I'm trying to optimize $\vec v A \vec v^T$ for its maximum under the constraint $\vec v \vec v^T \ = \ 1$. However, I'm not allowed to turn it into a form of Lagrangian function $L(\lambda,v,A)$. How can I solve it by expanding these equation? Thanks.
$$ \left\{ \begin{array}{l} \nabla (\vec v A \vec v^T) \ = \ \lambda \nabla (\vec v \vec v^T) \\ \vec v \vec v^T \ = \ 0 \end{array}\right. $$ where $v$ is a column vector and $A$ is a symmetric matrix. I want to solve it by expanding, instead of constructing the Lagrange function $L(\lambda,v,A)$.

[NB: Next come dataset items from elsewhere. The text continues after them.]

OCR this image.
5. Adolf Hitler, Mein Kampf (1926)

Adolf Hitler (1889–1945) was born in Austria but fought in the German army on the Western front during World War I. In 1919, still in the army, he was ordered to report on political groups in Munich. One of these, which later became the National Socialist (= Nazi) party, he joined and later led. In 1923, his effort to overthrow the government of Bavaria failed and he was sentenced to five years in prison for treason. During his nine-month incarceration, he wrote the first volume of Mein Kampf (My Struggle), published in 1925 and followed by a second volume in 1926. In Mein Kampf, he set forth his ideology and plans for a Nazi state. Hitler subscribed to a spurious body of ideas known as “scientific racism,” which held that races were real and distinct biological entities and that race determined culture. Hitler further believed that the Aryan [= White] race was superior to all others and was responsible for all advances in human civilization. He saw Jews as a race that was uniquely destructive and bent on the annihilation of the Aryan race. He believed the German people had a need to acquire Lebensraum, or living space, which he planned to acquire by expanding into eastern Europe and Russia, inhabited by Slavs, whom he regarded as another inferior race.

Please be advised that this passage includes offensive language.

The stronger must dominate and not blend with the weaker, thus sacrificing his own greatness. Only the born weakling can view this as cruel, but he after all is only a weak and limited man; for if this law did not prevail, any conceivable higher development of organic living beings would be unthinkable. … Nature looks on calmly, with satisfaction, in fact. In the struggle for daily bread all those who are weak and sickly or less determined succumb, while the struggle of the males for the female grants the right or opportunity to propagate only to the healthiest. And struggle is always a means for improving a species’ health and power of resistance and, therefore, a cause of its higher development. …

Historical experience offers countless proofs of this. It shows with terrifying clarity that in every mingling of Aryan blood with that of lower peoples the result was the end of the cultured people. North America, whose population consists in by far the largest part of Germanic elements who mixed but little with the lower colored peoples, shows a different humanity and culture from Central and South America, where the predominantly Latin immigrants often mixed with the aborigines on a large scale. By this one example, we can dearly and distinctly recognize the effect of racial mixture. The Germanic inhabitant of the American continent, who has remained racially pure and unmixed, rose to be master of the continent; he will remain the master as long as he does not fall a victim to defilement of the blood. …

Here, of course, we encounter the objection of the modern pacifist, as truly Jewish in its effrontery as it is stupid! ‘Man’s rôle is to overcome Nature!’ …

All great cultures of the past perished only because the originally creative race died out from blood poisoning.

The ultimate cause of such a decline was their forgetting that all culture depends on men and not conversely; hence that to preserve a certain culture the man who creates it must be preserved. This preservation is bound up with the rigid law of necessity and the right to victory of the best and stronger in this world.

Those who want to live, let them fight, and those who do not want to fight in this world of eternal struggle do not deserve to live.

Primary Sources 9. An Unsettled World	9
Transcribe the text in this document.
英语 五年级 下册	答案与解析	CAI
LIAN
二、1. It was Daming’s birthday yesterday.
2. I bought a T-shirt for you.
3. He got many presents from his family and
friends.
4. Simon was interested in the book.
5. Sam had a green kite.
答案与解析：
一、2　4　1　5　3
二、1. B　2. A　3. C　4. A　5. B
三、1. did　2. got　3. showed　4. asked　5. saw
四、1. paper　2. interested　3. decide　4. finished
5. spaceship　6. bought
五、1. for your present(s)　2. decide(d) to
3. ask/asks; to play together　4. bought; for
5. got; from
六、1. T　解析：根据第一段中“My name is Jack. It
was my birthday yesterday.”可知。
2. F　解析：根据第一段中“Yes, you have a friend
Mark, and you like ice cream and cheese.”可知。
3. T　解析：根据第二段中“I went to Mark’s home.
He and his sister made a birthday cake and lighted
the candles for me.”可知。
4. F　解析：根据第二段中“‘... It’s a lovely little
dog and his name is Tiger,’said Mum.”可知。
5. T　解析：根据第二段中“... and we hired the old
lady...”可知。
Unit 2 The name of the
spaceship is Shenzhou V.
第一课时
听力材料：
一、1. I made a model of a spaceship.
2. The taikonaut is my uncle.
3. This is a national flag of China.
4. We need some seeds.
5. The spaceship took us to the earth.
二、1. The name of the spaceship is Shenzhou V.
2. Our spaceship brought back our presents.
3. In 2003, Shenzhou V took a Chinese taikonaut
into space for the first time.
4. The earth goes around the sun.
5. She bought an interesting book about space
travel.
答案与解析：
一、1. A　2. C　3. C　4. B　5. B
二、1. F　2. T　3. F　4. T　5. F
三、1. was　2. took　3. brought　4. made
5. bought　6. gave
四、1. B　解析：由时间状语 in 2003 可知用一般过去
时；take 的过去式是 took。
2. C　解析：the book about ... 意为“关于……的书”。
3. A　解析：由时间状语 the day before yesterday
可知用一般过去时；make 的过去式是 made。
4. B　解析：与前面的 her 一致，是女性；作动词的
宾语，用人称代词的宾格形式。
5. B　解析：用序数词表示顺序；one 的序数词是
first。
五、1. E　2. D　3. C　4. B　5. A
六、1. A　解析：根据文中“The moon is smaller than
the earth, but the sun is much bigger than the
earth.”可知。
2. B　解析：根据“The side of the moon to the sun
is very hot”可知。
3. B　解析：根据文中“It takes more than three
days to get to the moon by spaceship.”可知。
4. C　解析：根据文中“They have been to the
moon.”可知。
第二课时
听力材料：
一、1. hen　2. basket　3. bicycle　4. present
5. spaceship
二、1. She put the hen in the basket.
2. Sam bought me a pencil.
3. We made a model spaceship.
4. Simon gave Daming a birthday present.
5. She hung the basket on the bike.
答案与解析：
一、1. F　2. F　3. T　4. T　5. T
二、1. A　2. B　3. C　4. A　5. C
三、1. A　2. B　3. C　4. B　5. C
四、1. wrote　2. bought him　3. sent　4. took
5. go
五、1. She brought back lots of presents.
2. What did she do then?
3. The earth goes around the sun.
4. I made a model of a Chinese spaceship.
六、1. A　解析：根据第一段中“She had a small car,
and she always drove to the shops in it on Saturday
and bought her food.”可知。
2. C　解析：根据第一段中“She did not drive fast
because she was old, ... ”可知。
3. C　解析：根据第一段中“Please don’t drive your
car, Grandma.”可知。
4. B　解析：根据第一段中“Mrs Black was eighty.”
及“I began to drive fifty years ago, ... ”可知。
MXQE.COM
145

I guess you are deriving the maximum variance of PCA and have trouble finding partial derivatives. Since $A$ is symmetric matrix, you might apply the conclusion $$ \frac{\partial}{\partial \vec{v}}\left(\vec{v}^{T} A \vec{v}\right)=2 A \vec{v} $$ As for the constraint funtion, $$ \frac{\partial}{\partial \vec v} \left( \vec v^\top \vec v \right) = 2 \vec v $$ Then you can simply put them together $$ 2A\vec v = 2 \lambda \vec v \\ A\vec v = \lambda \vec v $$